The Theme Objectives

  1. To explore the various definitions and concepts of democracies.
  2. To examine the role of the individual in democracies.
  3. To analyze the societal institutions that embody democratic dials, for example, legal, economic, civic, scientific, and educational institutions.

Skills Objectives

All courses in a Thematic Group use teaching methods that help students become more proficient in the following skills:
  1. To engage in articulate expression through effective speaking and writing;
  2. To think critically and creatively;
  3. To locate, evaluate, and use information effectively;
  4. To integrate areas of knowledge and view ideas from multiple perspectives.

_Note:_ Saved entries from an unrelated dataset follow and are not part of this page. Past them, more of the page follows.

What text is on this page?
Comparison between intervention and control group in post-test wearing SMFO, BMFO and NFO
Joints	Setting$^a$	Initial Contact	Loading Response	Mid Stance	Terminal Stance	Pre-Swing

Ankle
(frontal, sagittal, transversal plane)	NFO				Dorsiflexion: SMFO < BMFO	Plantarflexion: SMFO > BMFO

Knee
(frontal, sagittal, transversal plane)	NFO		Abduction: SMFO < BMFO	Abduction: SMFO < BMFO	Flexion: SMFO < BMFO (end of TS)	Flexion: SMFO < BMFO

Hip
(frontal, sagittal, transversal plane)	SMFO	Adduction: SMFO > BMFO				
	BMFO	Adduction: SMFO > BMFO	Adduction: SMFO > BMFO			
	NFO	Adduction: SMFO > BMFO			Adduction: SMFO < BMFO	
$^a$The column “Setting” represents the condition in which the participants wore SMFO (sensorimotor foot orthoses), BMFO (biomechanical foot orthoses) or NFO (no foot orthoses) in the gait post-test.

Linkages Between the Theme Courses

  1. A common reading assignment (e.g., John Dewey, "Creative Democracy - The Task Before Us", 1930) will be used to ling the courses within the students' experience. The reading may vary periodically, but it would serve as the basis for a discussion in each of the theme courses.
  2. A common event or events will be held each semester, organized by students and faculty participating in the theme. Such events might include a forum on a timely public issue relevant to the theme, a public speaker, theme panels at Student Scholarship Day, etc. All students enrolled in a theme course that semester would be required to attend.

Courses in the Theme

Note: To meet your theme requirement, you must select three courses from three disciplines. You cannot get theme credit for both political science courses.
ECO 365: Comparative Economic Systems
Relative to such economic goals as economic freedom, consumer welfare, the equitable distribution of income, full employment, efficiency, growth, and security, how well do alternative political-economic systems perform? This course studies contemporary evolving capitalist, communist, and post-communist systems in either East Asia, Europe, or Latin America. Prerequisite: ECO 200 or 210.
HST 318: History of Democracy in America
Examines the historical development of democratic principles, ideologies, and practices in American history. Focuses on the range and limits of democracy in American History, debates among Americans over democracy and the practice of democracy in a variety of areas, including parties, voting, citizenship, and the presidency. Prerequisite: Completion of Historical Perspectives Category or junior standing.
PHI 335: Philosophy and Democracy
Explores the idea of democracy within the context of a major philosophical tradition., Investigates the concept of democracy in such areas as social and political thought, educational theory, aesthetics, ethics, metaphysics, philosophy of science and philosophy of religion.
PLS 306: American Constitutional Law I
This course examines the constitutional foundations of the power relationship between the federal government and the states, among the three braches of the federal government, and between the government and the individual, with special emphasis given to the role of the Supreme Court in a democratic political system. Prerequisites: PLS 102 or Junior Standing.
PLS 339: Comparative Democratization
Seminar course assesses the theories and approaches used to explain the comparative politics of democratization. Focuses on democratic transition, consolidation, the social and institutional bases of democracy, and the role of individual choices in shaping democracy. Examines case studies of democratization in East Asia, Latin America, Europe, and the Middle East. Prerequisites: PLS 103 or any comparative politics course or Junior Standing.
MTH 330: The Mathematics of Voting and Elections
A study of voting, elections, and social choice from within the framework of mathematical modeling and problem solving. Topics include models of voter preference, election procedures, voting paradoxes, impossibly theorems, power indices and referendum elections. Prerequisites: MTH 110, WRT 150, and completion of the Mathematical Sciences Foundation.